11 U.S.C. § 1129(a) establishes conditions for the confirmation of a plan. These conditions are too numerous and detailed to be fully explained here. Parties are encouraged to seek independent legal counsel to answer any questions concerning the Chapter 11 process. Among the several conditions for confirmation of a plan under 11 U.S.C. § 1129(a) are these: 1. 2. Each class of impaired creditors and interest must accept the plan, as described in paragraph VI.B., above.
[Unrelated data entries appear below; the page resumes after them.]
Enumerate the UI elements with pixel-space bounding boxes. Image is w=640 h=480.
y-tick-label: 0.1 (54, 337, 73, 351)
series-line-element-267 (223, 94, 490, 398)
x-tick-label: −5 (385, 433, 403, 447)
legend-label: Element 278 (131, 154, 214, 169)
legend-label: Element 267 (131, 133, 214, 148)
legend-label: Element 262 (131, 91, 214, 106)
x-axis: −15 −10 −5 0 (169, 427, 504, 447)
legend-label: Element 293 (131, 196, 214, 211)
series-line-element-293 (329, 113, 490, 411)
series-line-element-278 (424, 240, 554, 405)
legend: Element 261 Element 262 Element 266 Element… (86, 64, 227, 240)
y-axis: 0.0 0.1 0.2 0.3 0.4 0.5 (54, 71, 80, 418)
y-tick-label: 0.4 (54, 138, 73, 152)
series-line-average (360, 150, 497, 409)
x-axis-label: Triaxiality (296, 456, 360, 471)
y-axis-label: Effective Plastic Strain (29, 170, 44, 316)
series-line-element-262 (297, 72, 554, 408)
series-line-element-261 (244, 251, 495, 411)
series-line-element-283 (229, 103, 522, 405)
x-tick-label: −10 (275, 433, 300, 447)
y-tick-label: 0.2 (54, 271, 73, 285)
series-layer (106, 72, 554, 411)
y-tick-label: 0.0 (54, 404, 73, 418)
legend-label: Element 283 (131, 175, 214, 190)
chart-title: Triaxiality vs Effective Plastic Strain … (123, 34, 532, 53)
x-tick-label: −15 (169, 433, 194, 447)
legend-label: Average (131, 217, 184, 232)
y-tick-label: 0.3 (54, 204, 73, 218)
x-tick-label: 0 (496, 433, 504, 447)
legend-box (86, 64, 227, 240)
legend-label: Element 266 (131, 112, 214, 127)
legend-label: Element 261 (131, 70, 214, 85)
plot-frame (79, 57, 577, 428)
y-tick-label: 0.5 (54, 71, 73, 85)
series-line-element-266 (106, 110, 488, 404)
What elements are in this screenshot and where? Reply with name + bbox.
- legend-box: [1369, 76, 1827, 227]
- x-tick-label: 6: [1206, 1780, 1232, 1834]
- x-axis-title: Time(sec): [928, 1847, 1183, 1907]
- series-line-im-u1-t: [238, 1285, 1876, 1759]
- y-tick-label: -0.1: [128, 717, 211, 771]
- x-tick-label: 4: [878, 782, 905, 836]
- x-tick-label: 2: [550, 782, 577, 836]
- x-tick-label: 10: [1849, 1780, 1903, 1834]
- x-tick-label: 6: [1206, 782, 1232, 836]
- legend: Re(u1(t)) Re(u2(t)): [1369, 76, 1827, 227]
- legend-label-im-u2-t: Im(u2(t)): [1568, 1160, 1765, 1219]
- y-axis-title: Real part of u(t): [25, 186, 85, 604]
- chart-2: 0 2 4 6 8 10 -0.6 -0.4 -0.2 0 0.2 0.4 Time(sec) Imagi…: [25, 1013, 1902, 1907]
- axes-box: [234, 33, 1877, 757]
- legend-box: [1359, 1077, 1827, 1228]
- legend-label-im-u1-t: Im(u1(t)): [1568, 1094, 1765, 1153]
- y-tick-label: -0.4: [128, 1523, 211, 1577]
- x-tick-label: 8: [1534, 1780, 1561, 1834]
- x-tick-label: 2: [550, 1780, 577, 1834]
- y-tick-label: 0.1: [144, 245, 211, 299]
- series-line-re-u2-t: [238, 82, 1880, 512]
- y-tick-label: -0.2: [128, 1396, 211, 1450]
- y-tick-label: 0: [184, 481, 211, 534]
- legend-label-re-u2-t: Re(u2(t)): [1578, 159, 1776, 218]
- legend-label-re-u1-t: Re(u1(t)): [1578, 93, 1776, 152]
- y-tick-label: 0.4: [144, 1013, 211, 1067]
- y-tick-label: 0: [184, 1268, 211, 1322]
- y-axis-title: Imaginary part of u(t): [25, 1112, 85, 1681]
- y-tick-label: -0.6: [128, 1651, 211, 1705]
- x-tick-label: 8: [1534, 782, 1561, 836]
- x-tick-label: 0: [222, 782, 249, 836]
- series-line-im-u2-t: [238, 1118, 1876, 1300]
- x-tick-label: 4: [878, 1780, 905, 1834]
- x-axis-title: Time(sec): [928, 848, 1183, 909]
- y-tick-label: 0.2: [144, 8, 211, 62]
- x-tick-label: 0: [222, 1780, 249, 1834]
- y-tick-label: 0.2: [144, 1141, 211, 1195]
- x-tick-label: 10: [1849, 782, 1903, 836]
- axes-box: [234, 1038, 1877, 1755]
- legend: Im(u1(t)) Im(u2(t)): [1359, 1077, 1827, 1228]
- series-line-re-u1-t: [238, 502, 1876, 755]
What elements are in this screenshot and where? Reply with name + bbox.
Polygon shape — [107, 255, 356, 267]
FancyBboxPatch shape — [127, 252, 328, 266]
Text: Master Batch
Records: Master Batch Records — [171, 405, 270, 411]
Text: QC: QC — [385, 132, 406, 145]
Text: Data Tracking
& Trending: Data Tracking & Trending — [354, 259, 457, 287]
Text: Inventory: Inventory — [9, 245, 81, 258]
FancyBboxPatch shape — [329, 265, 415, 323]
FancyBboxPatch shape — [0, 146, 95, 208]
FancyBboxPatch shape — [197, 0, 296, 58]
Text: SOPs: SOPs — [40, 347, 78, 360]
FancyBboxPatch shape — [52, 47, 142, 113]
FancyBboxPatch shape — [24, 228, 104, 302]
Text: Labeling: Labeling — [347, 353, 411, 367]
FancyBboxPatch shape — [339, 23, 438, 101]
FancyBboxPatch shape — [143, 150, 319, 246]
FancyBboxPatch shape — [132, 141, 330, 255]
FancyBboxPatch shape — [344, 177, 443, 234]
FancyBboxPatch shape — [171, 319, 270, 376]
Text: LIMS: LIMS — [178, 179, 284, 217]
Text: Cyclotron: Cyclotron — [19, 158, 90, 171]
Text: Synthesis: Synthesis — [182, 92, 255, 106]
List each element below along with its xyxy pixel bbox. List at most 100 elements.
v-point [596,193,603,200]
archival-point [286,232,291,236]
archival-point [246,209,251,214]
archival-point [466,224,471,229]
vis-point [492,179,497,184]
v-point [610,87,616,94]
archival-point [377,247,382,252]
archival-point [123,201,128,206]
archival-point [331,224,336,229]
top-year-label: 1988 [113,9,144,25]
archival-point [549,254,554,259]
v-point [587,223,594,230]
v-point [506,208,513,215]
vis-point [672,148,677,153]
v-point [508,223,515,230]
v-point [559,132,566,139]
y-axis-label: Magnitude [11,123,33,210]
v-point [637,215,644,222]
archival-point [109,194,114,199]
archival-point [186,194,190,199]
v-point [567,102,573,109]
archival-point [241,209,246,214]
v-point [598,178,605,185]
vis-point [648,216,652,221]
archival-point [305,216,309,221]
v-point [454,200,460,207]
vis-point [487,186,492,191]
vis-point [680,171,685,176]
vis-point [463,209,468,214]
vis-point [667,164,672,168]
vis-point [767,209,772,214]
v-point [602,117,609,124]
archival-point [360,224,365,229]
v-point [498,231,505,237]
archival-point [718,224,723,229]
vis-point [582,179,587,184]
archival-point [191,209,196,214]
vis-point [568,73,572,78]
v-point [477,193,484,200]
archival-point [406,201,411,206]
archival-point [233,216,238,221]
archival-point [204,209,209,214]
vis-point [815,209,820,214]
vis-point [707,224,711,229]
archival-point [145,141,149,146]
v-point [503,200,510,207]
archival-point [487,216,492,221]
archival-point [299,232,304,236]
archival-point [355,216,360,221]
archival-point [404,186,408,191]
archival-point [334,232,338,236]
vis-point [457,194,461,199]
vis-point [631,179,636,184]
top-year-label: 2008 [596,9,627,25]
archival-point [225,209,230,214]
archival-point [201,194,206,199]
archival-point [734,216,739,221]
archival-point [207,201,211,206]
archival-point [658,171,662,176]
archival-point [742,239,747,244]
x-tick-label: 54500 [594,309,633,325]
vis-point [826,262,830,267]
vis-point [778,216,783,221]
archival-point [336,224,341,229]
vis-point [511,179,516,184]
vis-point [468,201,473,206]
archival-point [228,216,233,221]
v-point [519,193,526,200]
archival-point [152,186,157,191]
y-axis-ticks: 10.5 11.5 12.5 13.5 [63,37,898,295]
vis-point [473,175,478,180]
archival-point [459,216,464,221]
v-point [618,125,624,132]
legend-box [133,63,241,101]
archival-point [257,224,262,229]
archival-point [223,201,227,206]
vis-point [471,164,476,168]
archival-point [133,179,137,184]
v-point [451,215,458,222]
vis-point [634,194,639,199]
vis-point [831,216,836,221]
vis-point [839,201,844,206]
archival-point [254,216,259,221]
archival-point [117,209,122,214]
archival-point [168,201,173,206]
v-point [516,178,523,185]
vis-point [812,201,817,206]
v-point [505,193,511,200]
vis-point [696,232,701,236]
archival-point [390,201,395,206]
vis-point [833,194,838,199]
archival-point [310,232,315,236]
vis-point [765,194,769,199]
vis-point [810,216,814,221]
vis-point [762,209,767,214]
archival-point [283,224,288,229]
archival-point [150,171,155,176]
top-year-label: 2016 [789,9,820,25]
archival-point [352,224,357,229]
Either each holder of a claim or interest in a class must accept the plan, or the plan must provide at least as much value as would be received upon liquidation under Chapter 7 of the Bankruptcy Code.
Modification The debtor reserves the right to modify or withdraw the plan at any time before confirmation.
Effect of confirmation If the plan is confirmed by the Court: 1. Its terms are binding on the debtor, all creditors, shareholders and other parties in interest, regardless of whether they have accepted the plan. 2. Except as provided in the plan and in 11 U.S.C. § 1141(d)(5): (a) In the case of a corporation that is reorganizing and continuing business: (1) All claims and interests will be discharged. (2) Creditors and shareholders will be prohibited from asserting their claims against or interest in the debtor or its assets. (b) In the case of a corporation that is liquidating and not continuing its business: (1) Claims and interests will not be discharged. (2) Creditors and shareholders will not be prohibited from asserting their claims against or interests in the debtor or its assets. (c) In the case of an individual or husband and wife: (1) Claims will be discharged, except as provided in 11 U.S.C. §§ 523 and 1141(d)(3). (2) Creditors will be prohibited from asserting their claims except as to those debts which are not discharged or dischargeable under 11 U.S.C. §§ 523 and 1141(d)(3).
See Part II-A of this Disclosure Statement to determine which of the above paragraphs applies in this case.